Onwards and downwards
Jeremy Clarke
Iwas running on the treadmill in the gym in the new custom-built trainers I’d bought in Oxford Street. I’d popped my foot on a sensor, the assistant had pressed a button, and my feet had been measured to the nearest half-millimetre from every conceivable angle. Then I’d jogged across the shop and stepped on a metal plate that relayed information to her computer screen about how my foot rolled as it hit the ground. The colour scheme and the materials used in the trainers’ manufacture were up to me. She helped me through the design process on her computer screen. The data was passed on to a shoe factory on the other side of the world and three weeks later my new custom-made trainers arrived by post.
Apart from the vending machine, the treadmill is my favourite machine at the gym. I was excited about getting these new trainers because I was persuaded by the subliminal message of the advertising poster in the shop that if I owned a pair I would look like Lynford Christie. And that they would be so comfortable I would feel as if I was tripping barefoot across the bosoms of maidens. The reality, however, was that the all-round tight fit made me feel like a victim of a Chinese foot-binder fleeing across the paddy fields.

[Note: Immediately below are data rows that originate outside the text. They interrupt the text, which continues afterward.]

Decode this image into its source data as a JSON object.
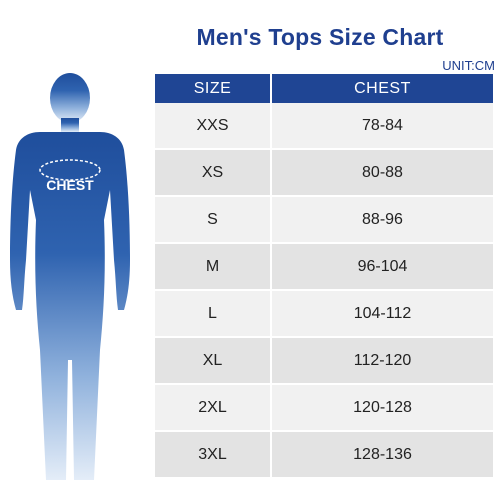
{
  "title": "Men's Tops Size Chart",
  "unit": "UNIT:CM",
  "figure_label": "CHEST",
  "colors": {
    "accent": "#1f4594",
    "title": "#1f3f8f"
  },
  "table": {
    "headers": [
      "SIZE",
      "CHEST"
    ],
    "rows": [
      [
        "XXS",
        "78-84"
      ],
      [
        "XS",
        "80-88"
      ],
      [
        "S",
        "88-96"
      ],
      [
        "M",
        "96-104"
      ],
      [
        "L",
        "104-112"
      ],
      [
        "XL",
        "112-120"
      ],
      [
        "2XL",
        "120-128"
      ],
      [
        "3XL",
        "128-136"
      ]
    ]
  }
}
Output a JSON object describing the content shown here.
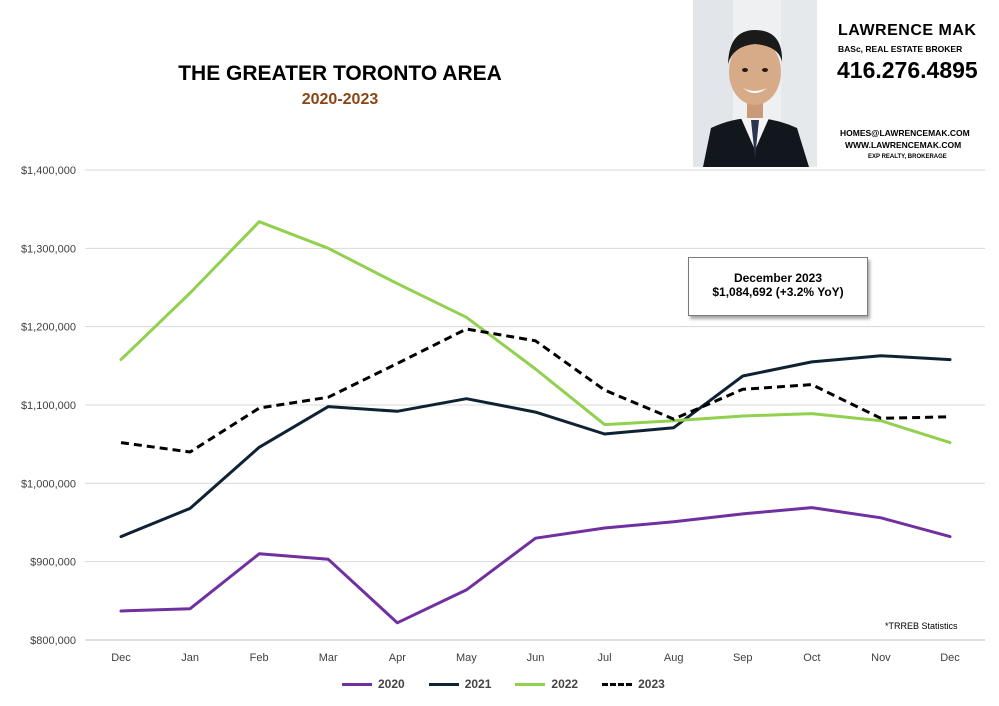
{
  "header": {
    "title": "THE GREATER TORONTO AREA",
    "subtitle": "2020-2023"
  },
  "brand": {
    "name": "LAWRENCE MAK",
    "credentials": "BASc, REAL ESTATE BROKER",
    "phone": "416.276.4895",
    "email": "HOMES@LAWRENCEMAK.COM",
    "website": "WWW.LAWRENCEMAK.COM",
    "brokerage": "EXP REALTY, BROKERAGE"
  },
  "callout": {
    "line1": "December 2023",
    "line2": "$1,084,692  (+3.2%  YoY)"
  },
  "source_note": "*TRREB Statistics",
  "chart_data": {
    "type": "line",
    "title": "THE GREATER TORONTO AREA",
    "subtitle": "2020-2023",
    "categories": [
      "Dec",
      "Jan",
      "Feb",
      "Mar",
      "Apr",
      "May",
      "Jun",
      "Jul",
      "Aug",
      "Sep",
      "Oct",
      "Nov",
      "Dec"
    ],
    "ylim": [
      800000,
      1400000
    ],
    "yticks": [
      800000,
      900000,
      1000000,
      1100000,
      1200000,
      1300000,
      1400000
    ],
    "ytick_labels": [
      "$800,000",
      "$900,000",
      "$1,000,000",
      "$1,100,000",
      "$1,200,000",
      "$1,300,000",
      "$1,400,000"
    ],
    "grid": true,
    "legend_position": "bottom",
    "series": [
      {
        "name": "2020",
        "color": "#7030a0",
        "style": "solid",
        "values": [
          837000,
          840000,
          910000,
          903000,
          822000,
          864000,
          930000,
          943000,
          951000,
          961000,
          969000,
          956000,
          932000
        ]
      },
      {
        "name": "2021",
        "color": "#0e2233",
        "style": "solid",
        "values": [
          932000,
          968000,
          1046000,
          1098000,
          1092000,
          1108000,
          1091000,
          1063000,
          1071000,
          1137000,
          1155000,
          1163000,
          1158000
        ]
      },
      {
        "name": "2022",
        "color": "#92d050",
        "style": "solid",
        "values": [
          1158000,
          1243000,
          1334000,
          1300000,
          1255000,
          1212000,
          1146000,
          1075000,
          1080000,
          1086000,
          1089000,
          1080000,
          1052000
        ]
      },
      {
        "name": "2023",
        "color": "#000000",
        "style": "dashed",
        "values": [
          1052000,
          1040000,
          1096000,
          1110000,
          1153000,
          1197000,
          1182000,
          1119000,
          1082000,
          1120000,
          1126000,
          1083000,
          1085000
        ]
      }
    ]
  }
}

It takes me roughly six months to get in shape, and two weeks to get out of shape. The magnitude of this injustice looms far greater in my mind than children having to labour in sweat-shop conditions in training-shoe factories. The new trainers were unbelievably expensive, and I hoped this would be a spur to greater and more sustained efforts on the fitness front, with fewer alcoholic lapses.
So I was on the treadmill in the gym running them in. I’d set the machine at 12 kilometres an hour with a 5 per cent incline for 25 minutes. Studying myself in the wall-length mirror after five minutes, I looked more like executed necrophiliac John Christie than Lynford Christie, but onwards and upwards. Behind me the gym was empty and I was free to pull grotesque faces. I did Ramses II when they took the bandages off, and I was in the middle of doing my 40-year-old cod on a fishmonger’s slab when a small party entered the room led by Ian, our fitness attendant bloke. Ian’s neck is wider than his head, which he shaves perfectly smooth with a razor, and he’s built like the Cenotaph.
From his party’s general air of diffidence, and their shapeless T-shirts, I guessed that Ian was about to give them all an ‘induction’. Before anyone is allowed to use the gym, Ian is supposed to demonstrate how to use the machines. The idea is that if new members strain themselves, they can’t sue the gym on the grounds of inadequate instruction. He led them over to the cross-trainer and motioned them to gather round. They were three men and two women. To be honest, two of the men had left it too late. The other man, whose T-shirt said No Fear, hugged himself with scrawny arms so that his shoulder blades protruded from his back like small wings. The other two women, gorgeous sisters, twins possibly, wore matching pink jog pants with silver sequins.
When I had my induction I was on my own. Once Ian had ascertained that I was familiar with fixed-weight machines, good manners, disdain for petty rules, and perhaps a desire to leave work early meant that he just went through the motions. We stood in the middle of the room. Ian inclined his great bullet-head towards a machine, then looked at me. This meant ‘OK?’ I’d nod. He’d incline his head towards the next one. I’d nod again. In this way we completed the induction in about 30 seconds flat. Then he raised both thumbs and motioned me to go forth and exercise.
But in the mirror I could see that this induction party was slowing him down with technical questions and that a vein was standing out on Ian’s temple. I watched their slow progress from machine to machine with emotions akin to those of a sixth-form bully scrutinising new boys on the first day of term. I despised the men in particular for their ignorance, their pedantry, their eagerness to ask the right questions.
They came over to the treadmills and clustered around the one next to me. I gave Ian the old veteran’s salute. As I did so, I unfortunately lost balance, stepped awkwardly, then was shot off the treadmill backwards, like a bullet from a springloaded gun, and landed heavily on my back on the floor. The inductees tittered uncomfortably. Ian never laughs. With Ian, amusement is normally expressed with a look of puzzlement. ‘Are you all right?’ he said. But I was too winded to answer.